Now you are setting up layers and layers of these APIs (instead of firewalls) and you assume that you are only allowing trusted services to call those APIs. For example, you need to do credit card processing, which should be accessible from the checkout service, so, in theory, only the checkout service would be able to query the credit card and then process it. But in the flat world of cloud-native, you don't have control over the network pieces underneath – there are ways that other services and APIs can also call the credit card database directly – and you must move forward, developing and releasing faster than ever, like a packed container ship barreling forward on an endless sea without any control or visibility about what lies beneath the surface of the water. 

Now that you can’t actually go into your AWS data center and set up physical segments, you have to find a different way to secure these API calls. Back when you had 1000 virtual machines, you could have used some manual rules or segments around what application talks to what other application, but for this to work, you needed to fully understand and keep documented those interactive relationships. When they were relatively static and manageable in volume, that was a thing you could tackle with a team. Instead, now when you have 1000s of services, which are deployed as millions of containers, you have a much, much larger and more complex system with potential gaps that add extensive risk to your whole application. 

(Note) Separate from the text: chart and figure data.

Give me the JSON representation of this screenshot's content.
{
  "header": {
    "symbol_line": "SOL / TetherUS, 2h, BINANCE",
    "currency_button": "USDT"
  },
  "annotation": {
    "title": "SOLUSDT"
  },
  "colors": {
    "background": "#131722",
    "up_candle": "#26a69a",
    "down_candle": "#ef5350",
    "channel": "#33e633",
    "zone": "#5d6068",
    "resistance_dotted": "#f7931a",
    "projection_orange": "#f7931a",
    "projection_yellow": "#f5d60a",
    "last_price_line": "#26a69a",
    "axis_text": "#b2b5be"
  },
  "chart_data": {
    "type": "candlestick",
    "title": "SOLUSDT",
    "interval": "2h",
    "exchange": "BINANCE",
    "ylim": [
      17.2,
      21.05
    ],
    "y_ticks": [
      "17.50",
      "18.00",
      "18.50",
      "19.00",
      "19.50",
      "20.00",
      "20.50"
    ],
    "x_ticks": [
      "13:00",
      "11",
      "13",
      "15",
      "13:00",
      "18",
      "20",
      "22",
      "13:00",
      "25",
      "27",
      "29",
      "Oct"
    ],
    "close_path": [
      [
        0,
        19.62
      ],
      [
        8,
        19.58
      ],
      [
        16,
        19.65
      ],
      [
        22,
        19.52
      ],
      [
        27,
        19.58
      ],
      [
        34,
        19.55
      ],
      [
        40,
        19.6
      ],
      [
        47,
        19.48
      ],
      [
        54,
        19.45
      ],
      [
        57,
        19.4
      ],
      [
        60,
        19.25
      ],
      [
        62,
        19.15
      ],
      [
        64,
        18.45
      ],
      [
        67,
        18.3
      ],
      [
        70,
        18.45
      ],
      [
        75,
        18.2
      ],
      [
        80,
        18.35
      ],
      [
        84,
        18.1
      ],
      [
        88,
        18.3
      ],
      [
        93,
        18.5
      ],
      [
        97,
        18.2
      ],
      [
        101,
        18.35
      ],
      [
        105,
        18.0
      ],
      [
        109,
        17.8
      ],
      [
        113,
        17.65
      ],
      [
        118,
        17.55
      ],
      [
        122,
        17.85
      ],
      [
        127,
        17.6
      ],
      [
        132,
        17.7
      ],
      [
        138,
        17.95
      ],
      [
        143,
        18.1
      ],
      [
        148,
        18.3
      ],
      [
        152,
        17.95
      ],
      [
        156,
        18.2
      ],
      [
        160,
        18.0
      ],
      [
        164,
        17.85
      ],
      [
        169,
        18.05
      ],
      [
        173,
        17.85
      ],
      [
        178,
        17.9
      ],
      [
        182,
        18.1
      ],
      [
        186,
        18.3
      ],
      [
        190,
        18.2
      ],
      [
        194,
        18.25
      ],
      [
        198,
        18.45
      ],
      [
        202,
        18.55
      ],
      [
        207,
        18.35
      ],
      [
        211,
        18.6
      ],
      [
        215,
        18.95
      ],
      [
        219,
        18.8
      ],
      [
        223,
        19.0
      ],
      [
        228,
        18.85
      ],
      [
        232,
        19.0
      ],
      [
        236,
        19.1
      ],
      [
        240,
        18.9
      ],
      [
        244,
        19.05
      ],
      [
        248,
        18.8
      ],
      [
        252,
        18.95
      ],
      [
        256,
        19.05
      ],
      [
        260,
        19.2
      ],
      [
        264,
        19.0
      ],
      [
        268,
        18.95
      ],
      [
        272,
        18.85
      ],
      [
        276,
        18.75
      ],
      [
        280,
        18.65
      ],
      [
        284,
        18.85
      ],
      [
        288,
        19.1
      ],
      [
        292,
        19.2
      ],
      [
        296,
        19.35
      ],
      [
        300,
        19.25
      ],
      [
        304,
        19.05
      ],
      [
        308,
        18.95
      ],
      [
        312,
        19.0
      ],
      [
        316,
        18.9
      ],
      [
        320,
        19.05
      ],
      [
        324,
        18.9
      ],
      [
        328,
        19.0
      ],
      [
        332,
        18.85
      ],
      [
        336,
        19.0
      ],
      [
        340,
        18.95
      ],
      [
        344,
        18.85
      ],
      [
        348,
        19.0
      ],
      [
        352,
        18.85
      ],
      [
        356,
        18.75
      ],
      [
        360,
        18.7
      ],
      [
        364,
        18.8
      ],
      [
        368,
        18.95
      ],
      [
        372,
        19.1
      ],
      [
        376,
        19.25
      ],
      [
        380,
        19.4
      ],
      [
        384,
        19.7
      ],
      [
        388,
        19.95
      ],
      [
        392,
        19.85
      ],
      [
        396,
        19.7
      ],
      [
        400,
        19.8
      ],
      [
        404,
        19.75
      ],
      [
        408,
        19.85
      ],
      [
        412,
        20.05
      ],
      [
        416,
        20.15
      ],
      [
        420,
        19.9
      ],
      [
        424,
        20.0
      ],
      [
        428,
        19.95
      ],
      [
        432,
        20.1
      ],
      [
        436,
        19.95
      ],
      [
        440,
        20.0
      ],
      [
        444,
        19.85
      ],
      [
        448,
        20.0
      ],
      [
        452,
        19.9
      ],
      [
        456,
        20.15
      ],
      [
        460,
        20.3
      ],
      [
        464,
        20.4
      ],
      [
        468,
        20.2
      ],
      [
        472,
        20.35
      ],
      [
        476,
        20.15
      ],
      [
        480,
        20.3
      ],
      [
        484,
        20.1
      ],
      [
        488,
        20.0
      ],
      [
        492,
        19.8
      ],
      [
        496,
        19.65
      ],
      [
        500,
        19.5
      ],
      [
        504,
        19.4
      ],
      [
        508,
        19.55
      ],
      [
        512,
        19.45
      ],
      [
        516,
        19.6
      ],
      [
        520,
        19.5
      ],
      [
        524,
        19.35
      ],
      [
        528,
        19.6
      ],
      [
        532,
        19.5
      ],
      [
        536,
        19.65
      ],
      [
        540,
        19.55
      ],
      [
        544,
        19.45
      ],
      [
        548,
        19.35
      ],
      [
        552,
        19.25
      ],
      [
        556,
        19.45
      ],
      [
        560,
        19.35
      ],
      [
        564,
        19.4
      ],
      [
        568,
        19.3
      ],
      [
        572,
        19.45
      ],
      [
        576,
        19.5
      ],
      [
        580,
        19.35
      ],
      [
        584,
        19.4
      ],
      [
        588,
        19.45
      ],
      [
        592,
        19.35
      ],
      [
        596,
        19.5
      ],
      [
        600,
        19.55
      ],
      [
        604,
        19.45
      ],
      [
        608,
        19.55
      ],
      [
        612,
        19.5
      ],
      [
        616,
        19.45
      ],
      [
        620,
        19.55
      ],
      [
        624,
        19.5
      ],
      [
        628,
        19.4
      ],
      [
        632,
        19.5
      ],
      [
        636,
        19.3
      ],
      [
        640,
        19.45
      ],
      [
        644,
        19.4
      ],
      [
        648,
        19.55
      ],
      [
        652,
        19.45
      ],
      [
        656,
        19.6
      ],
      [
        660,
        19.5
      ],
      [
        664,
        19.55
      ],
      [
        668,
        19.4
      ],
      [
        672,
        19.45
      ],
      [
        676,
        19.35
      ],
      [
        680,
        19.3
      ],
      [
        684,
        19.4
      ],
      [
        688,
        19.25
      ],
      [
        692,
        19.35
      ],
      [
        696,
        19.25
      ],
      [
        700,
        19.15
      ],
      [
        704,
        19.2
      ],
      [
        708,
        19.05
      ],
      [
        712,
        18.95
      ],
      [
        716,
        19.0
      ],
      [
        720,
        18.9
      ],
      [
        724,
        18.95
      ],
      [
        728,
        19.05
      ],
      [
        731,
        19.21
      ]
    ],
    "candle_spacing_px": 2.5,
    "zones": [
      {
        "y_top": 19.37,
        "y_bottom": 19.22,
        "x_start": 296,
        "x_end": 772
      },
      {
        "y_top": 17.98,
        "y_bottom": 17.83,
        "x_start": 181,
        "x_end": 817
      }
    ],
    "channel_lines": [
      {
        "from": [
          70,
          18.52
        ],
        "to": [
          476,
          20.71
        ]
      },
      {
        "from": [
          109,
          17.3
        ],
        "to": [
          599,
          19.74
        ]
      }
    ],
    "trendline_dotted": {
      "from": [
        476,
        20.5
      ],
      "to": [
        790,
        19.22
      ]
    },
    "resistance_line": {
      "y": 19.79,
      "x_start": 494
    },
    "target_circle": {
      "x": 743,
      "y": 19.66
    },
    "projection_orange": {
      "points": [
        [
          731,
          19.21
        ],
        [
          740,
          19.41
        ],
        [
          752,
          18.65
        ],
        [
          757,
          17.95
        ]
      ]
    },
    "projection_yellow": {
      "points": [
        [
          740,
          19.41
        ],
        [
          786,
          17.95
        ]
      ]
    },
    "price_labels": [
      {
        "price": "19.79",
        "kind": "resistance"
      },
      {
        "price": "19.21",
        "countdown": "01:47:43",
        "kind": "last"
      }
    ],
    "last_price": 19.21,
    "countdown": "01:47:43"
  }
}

Consider the difference between securing a 19th century merchant ship versus a modern container ship carrying hundreds of millions of dollars in cargo. Just this March, a container ship sunk off the Azores Islands after a fire caused cascading failures that were then compounded by rough seas, causing $155 million of cargo to sink to the bottom of the Atlantic. It took vulnerabilities in the containers and ship’s fire containment systems combined with the external ecosystem to cause such a catastrophic failure, any piece of which may have been secured and managed differently if it were operating at a human-manageable scale, but it wasn’t, just as modern cloud stacks aren’t. 

Conclusions

We are operating at a scale and complexity unfathomable even twenty years ago, and it is no wonder that the fortifications and keymakers of the old world need to adapt and evolve to keep today’s world safe and secure. While we are not starting from scratch and can take with us many lessons, both technical and humanistic, from what has come before, we also need to fundamentally reinvent our approach to application security so that we are no longer dependent on systems and structures that can’t scale to conquer today’s vast challenges.